Или пример непосредственно с самой Аллой Борисовной. Когда мы снимали клип на песню «Осень», мне пришла в голову, как мне кажется, смелая идея снять ее без грима. Взять и лишить ее этой «маски». И тоже получилось завораживающее зрелище. Это невозможно предложить любому артисту. Потому что если просто любому — то это не сработает, а вот именно Пугачевой — да. Она может удержать внимание зрителя, она другими вещами держит, а не гримом. Своими «глазищами», мимикой — поэтому были нужны долгие крупные планы, чтобы она просто долго смотрела на вас, как Кашпировский.
Есть ли у вас какие-то принципы, по которым вы выбираете, работать с музыкантом или нет?
Если песня тебе не понятна, не нравится, или не нравится сам артист, ты сможешь себя преодолеть и снять клип хорошо. Я снимала Децла, Земфиру, Пугачеву — это все очень разные жанры. Я их снимала по-разному, но рвотные судороги у меня эта музыка, конечно, не вызывала. И музыка вполне себе приличного качества, и артисты тоже вызывали желание с ними работать. Но не каждый же день я буду снимать Земфиру, Пугачеву или Децла. А что дальше? Когда к тебе приходит артист, которого ты не знаешь, например, дебютант, он вообще еще никакой. Он не вызывает эмоций, а может даже отторжение вызывать как человек, который растерян, или наоборот, излишне амбициозен, с какой-то наивной глупостью в голове. Вот что с этим делать? Песни могут быть тоже недостаточны понятны, но это не причина, по которой я должна отказывать в съемке клипа.

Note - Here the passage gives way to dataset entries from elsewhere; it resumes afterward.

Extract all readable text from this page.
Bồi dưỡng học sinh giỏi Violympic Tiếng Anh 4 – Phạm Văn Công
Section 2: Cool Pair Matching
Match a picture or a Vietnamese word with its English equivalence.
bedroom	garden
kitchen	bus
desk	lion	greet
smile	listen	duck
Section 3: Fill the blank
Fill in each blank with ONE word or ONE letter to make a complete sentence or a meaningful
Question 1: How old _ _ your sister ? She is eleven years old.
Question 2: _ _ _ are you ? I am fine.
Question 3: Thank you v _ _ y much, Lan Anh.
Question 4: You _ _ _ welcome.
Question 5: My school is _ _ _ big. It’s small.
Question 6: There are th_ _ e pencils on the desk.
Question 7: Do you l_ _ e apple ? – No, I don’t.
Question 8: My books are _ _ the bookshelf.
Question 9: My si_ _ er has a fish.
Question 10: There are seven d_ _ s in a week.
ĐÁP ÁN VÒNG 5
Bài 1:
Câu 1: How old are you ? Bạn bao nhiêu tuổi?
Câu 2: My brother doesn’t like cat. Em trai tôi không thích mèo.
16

Важный вопрос — зачем вообще артисту клип, клипмейкер, почему выбрали именно меня. Я нужна артистам, чтобы, вне зависимости от того, нравится мне песня или нет, она понравилась потенциальным слушателям. Поэтому для лучшего понимания профессии надо брать песни, которые ты не понимаешь. Надо брать артистов, которых ты не понимаешь. Что с ними делать? Изучить, чтобы обнаружить в них что-то особенное. Или, например, сделать их ребрендинг.
Как убедить артиста, что нужно решиться на ребрендинг?
Надо самому быть уверенным в том, что это нужно. А ты можешь быть уверен только когда сам разобрался в том, что будет лучше для этого человека. Для этого не нужно любить человека. Более того, если ты влюблен в артиста как в арт-объект — то тебе любое твое решение покажется удачным. Это тебе кажется, что «О господи, это так прекрасно, под Земфиру можно вообще ничего не показывать — просто белую стену. И это будет новый Малевич». Но за этим вы упустите главное: люди, которые еще не знают условную Земфиру, пройдут мимо. Что, кстати, и произошло с моим любимым альбомом «Бордерлайн». Его многие не приняли. Те, кто любил ее старые песни, пролетели мимо этой музыки: ее никак им не показали, не визуализировали или визуализировали неправильно. Поэтому здесь как раз моя задача от обратного — не брать любимые песни и любимых артистов, а брать любых. И я им нужна, чтобы монетизировать и их песни, и их образ. Немногие понимают эту профессию правильно, многие просто приходят потусить и также быстро уходят из нее.
Вы упомянули, что у вас есть своя школа — даже две школы: одна онлайн, другая оффлайн. Есть ли среди ваших учеников именитые современные клипмейкеры?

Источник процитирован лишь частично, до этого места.